Has anyone tried these?

Opinions?


----------



## sueb4653 (Aug 19, 2012)

I have seen them in the store

they look like they would work and I know others on here have used them

I believe you can bend them to what ever shape you like


----------



## brancsikia339 (Aug 19, 2012)

I use them for the idolos


----------



## frogparty (Aug 19, 2012)

Very popular in the dart frog hobby. I like natural materials myself, but they look very versatile .


----------



## angelofdeathzz (Aug 19, 2012)

They seem pretty cool but they are kinda pricey, I just go for real branches. I start with something much bigger than I want and snap it down to the shape I want. Grab more than you need toss them in the oven @175-190 for a hour or so to kill mold/fungus and any pestles, then use the ones you want and put the extra in a box for later.


----------



## fleurdejoo (Aug 19, 2012)

Well I bought them anyway.

There's one born every minute!!!

They also had one pak left of something similar but way smaller, it's discontinued figures.

But I love how bendy they are.

But I'm using it in the single ghost containers.

But I'm going to use the small exo terra branches for the dessicatas at some point.


----------



## Mime454 (Aug 19, 2012)

fleurdejoo said:


> Well I bought them anyway.
> 
> There's one born every minute!!!
> 
> ...


How are exo terra branches different from real branches?

And when did you get dessicatas? I thought that you had Lobatas? :detective:


----------



## fleurdejoo (Aug 19, 2012)

Oh lord I hope I didn't have Lobata's!?

I thought it was a dessicata!

That would be just like me to get them mixed up though.

The one I had died molting and Rebecca is shipping me another.

I swear it said dessicata on the side!

I ordered 2 dessicata's from Trans Am yesterday.

Oh Mime why did you say that!???


----------



## sueb4653 (Aug 19, 2012)

fleurdejoo said:


> Oh lord I hope I didn't have Lobata's!?
> 
> I thought it was a dessicata!
> 
> ...


*snickering*

lol you worry too much


----------



## fleurdejoo (Aug 19, 2012)

True story!


----------



## Mime454 (Aug 19, 2012)

fleurdejoo said:


> Oh lord I hope I didn't have Lobata's!?
> 
> I thought it was a dessicata!
> 
> ...


Rebecca/Mantisplace doesn't have dessicatas in stock. I know that she has lots of lobatas because people have been getting them as mystery mantids. Trans-Am's are dessicatas, he message me about them yesterday.


----------



## Krissim Klaw (Aug 19, 2012)

I use the vines for outside the cages. I like that they don't shed plant matter on my floor and are easy to clean and bend around stuff to make nice perching areas.

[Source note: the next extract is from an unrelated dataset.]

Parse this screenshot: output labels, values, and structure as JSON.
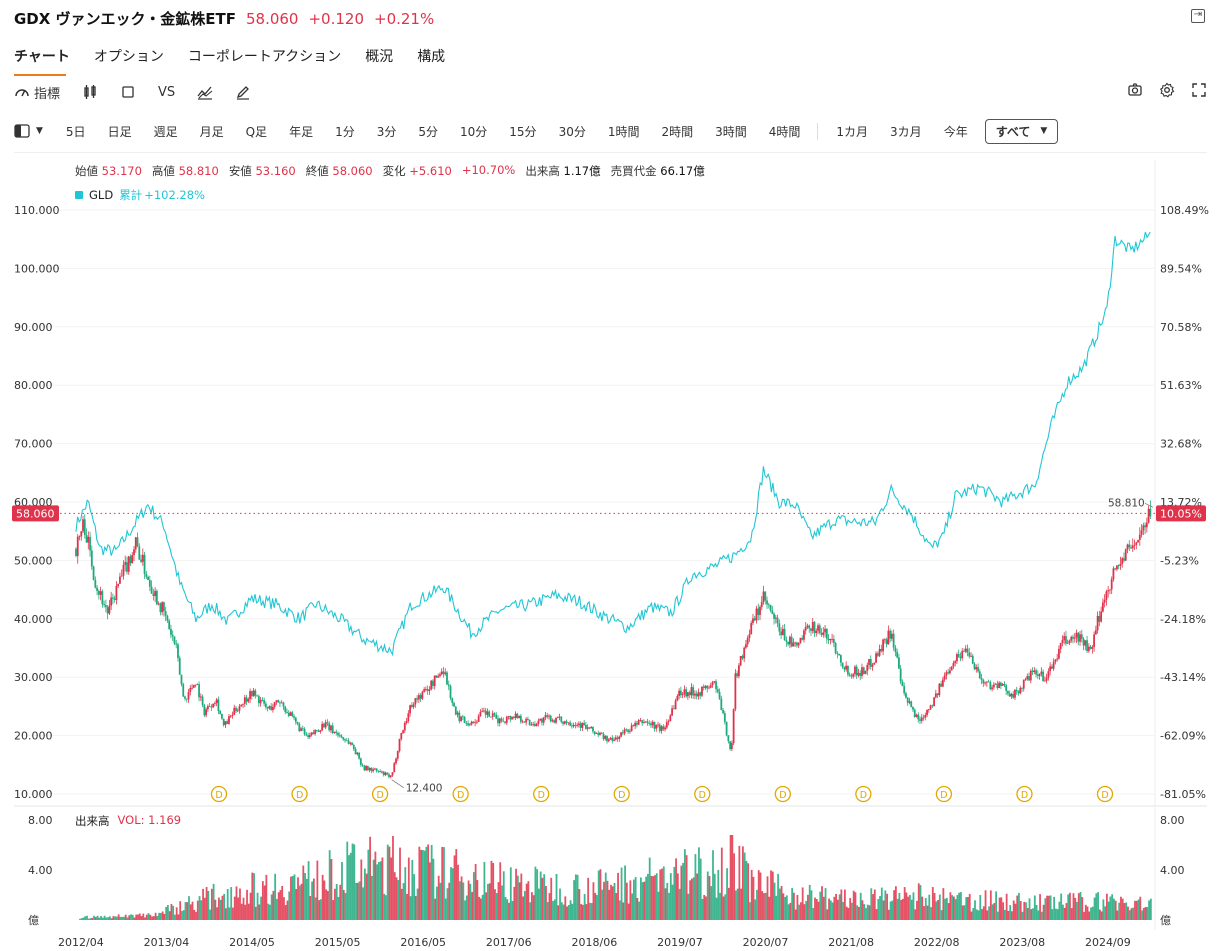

I also love their plants. Sure you can get super cheap fake plants at say the dollar store, but I love the quality of the exo terra ones. Next best thing to the real deal.


----------



## fleurdejoo (Aug 19, 2012)

I really love how bendy they are!

And Mime you are causing me to have a heart attack.

I will check with Rebecca now!!!


----------